Рыцарь распахнул дверь, и они вошли. Мраморный пол был тщательно отполирован, но на камне виднелись протертые ногами дорожки, что опять же говорило о его древности.
Внутренняя архитектура не имела ничего общего со стилем Гегемонии – по крайней мере, ничего похожего Стивену не доводилось видеть даже на рисунках в книгах. Дверной проем был высоким и узким, а колонны, поддерживавшие потолок, показались Стивену на удивление изящными. Центральный неф вместо обычной полусферы увенчивал конус, впрочем, тусклый свет немногочисленных свечей и факелов, освещавших алтарь и молельные ниши, не позволял как следует рассмотреть потолок.
Больше всего храм напоминал здания эпохи Колдовских войн, изображенные на нескольких попавшихся ему набросках.
Они обошли неф и оказались в тихом коридоре, освещенном несколькими свечами, но и здесь камень был тщательно отполирован и сиял, как стекло, даже в тусклом свете. Затем они вошли в уютную комнату, и Стивен сразу же узнал скрипторий. За тяжелым столом, сгорбившись над открытой книгой, сидел человек, лампа освещала страницы, но не его лицо.
– Сакритор? – негромко окликнул сэр Элден.
Сидевший поднял голову, и свет упал на лицо человека среднего возраста с маленькой бородкой. Сердце Стивена мучительно забилось, и он вдруг понял, что чувствует волк, когда попадает в капкан.
– Ах, как приятно вас видеть, брат Стивен, – приветствовал его сакритор.
Еще мгновение молодой человек надеялся, что обознался, что его ввела в заблуждение игра света и тени. Но этот голос невозможно было ни с чем перепутать.
– Прайфек Хесперо, – ответил Стивен. – Какой сюрприз.
ГЛАВА 4
НОВАЯ ТОНАЛЬНОСТЬ
Леоф вспомнил, как кровь брызжет на каменный пол, каждая капля походит на зернышко граната, если не падает на пористый камень, где тут же расплывается, превращаясь в пятно.
Он вспомнил, как размышлял о том, долго ли его кровь будет частью камня и не стал ли он в каком-то смысле бессмертным, пролив ее здесь.
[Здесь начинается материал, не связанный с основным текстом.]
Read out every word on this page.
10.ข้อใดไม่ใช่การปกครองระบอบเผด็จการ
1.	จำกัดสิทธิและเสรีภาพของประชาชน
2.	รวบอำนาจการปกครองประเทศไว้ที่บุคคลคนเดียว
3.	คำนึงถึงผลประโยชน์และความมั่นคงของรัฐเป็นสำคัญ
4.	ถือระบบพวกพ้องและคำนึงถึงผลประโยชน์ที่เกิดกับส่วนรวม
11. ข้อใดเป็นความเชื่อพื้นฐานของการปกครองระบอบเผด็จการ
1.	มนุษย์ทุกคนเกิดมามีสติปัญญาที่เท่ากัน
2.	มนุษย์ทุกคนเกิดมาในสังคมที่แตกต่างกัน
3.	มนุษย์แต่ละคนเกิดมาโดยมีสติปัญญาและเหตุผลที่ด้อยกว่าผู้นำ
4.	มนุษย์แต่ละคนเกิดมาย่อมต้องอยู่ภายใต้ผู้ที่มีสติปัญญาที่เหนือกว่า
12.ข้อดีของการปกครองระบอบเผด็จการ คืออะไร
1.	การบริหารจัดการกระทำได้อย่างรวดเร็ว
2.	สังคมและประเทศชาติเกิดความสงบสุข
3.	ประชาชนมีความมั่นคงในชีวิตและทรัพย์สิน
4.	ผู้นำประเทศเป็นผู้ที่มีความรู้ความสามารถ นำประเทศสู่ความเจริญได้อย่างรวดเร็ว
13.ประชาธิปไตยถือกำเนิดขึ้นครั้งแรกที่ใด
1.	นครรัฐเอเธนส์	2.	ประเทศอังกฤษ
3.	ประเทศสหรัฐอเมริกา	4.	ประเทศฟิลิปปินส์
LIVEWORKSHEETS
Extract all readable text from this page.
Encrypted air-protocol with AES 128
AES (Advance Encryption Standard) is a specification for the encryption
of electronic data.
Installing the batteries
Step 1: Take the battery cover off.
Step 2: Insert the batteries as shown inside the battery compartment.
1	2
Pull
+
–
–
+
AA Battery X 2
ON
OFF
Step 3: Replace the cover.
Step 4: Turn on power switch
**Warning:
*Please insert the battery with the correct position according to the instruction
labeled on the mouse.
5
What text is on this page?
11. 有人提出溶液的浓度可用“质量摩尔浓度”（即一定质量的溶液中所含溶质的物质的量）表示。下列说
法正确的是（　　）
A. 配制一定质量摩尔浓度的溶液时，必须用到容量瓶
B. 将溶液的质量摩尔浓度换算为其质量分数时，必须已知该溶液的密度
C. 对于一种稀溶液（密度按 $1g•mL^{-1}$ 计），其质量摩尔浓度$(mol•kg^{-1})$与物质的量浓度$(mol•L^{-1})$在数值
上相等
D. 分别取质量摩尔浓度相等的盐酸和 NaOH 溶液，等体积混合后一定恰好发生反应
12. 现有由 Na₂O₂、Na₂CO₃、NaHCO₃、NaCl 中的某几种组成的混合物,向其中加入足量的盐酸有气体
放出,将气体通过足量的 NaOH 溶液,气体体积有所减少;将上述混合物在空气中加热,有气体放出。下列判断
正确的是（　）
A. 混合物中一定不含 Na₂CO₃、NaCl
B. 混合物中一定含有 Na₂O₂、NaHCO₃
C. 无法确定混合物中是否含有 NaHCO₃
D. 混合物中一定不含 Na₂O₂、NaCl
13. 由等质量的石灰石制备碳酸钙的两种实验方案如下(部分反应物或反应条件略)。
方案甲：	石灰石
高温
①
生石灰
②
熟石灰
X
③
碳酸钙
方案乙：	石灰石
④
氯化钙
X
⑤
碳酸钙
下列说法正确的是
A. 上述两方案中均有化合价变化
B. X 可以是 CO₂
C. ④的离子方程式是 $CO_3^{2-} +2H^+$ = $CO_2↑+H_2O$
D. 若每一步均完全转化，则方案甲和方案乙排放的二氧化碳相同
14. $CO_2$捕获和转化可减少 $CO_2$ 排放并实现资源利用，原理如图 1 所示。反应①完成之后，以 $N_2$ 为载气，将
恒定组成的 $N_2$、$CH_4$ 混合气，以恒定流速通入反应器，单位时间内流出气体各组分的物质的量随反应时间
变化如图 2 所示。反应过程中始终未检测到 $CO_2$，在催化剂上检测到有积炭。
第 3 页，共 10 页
Если и так, это будет низшим видом бессмертия, весьма заурядным для этого места, если судить по количеству пятен на камнях.
Леоф заморгал и протер глаза запястьями. Он разрывался между яростью и крайним истощением, глядя, как капельки чернил впитываются в пергамент, будто кровь в камень. Казалось, он мечется между двумя мирами: прошлым – плеть опускается на спину, вызывая немыслимую боль, которой нет имени, и настоящим – чернила падают на пергамент с дрожащего кончика пера.
И пока длилось это долгое мгновение, стерлось различие между «тогда» и «сейчас», и Леоф забыл, где находится, – быть может, вновь в темнице? Быть может, «сейчас» – это лишь прекрасная иллюзия, плод его фантазии, попытка защититься от страха смерти.
В таком случае попытка была не слишком удачной. Он не мог как следует держать в руке перо, но Мери привязала его к пальцам. Поначалу рука быстро затекала и начинала болеть, однако это было лишь малой толикой страданий, к которым он привык.
Чтобы записать музыку, Леоф должен был ее слышать. К счастью, природа наградила его великим даром мысленно ее представлять. Леоф мог закрыть глаза и представить каждый звук любого из пятидесяти инструментов, сплетающих мелодию. Все, что он написал, Леоф сначала мысленно услышал, и всякий раз это доставляло ему радость – до сих пор.
На него накатила волна тошноты. Он рывком поднялся на ноги и поспешил к узкому окну. Желудок сжался, словно был полон червей, а кости казались ветвями старого дерева, изъеденными короедами.
Неужели его в прямом смысле убивает одна только мысль об этих аккордах? Но в таком случае…
Леоф забыл о своих размышлениях и высунулся в окно – его вырвало. Он почти ничего не ел, но организму было все равно. Когда в желудке больше ничего не осталось, судорога скрутила его целиком, и он опустился на пол, прижав разгоряченное лицо к холодному камню.
Леоф представил себе, как капелька крови, зернышко граната, постепенно превращается в пятно…
Он не знал, сколько прошло времени, прежде чем к нему вернулись силы, но сумел заставить себя встать и вновь высунулся в окно, глотая солоноватый воздух. Взошла круглая луна, и от холода у него онемело лицо. Далеко внизу серебро плескалось о берег – серебро и слоновая кость, – и Леофу вдруг ужасно захотелось оказаться там, обрести свободу, вырваться через окно, разбить свой изуродованный скелет о скалы, навсегда покинуть этот мир, оставив его тем, у кого больше сил и смелости. Тем, кто здоров.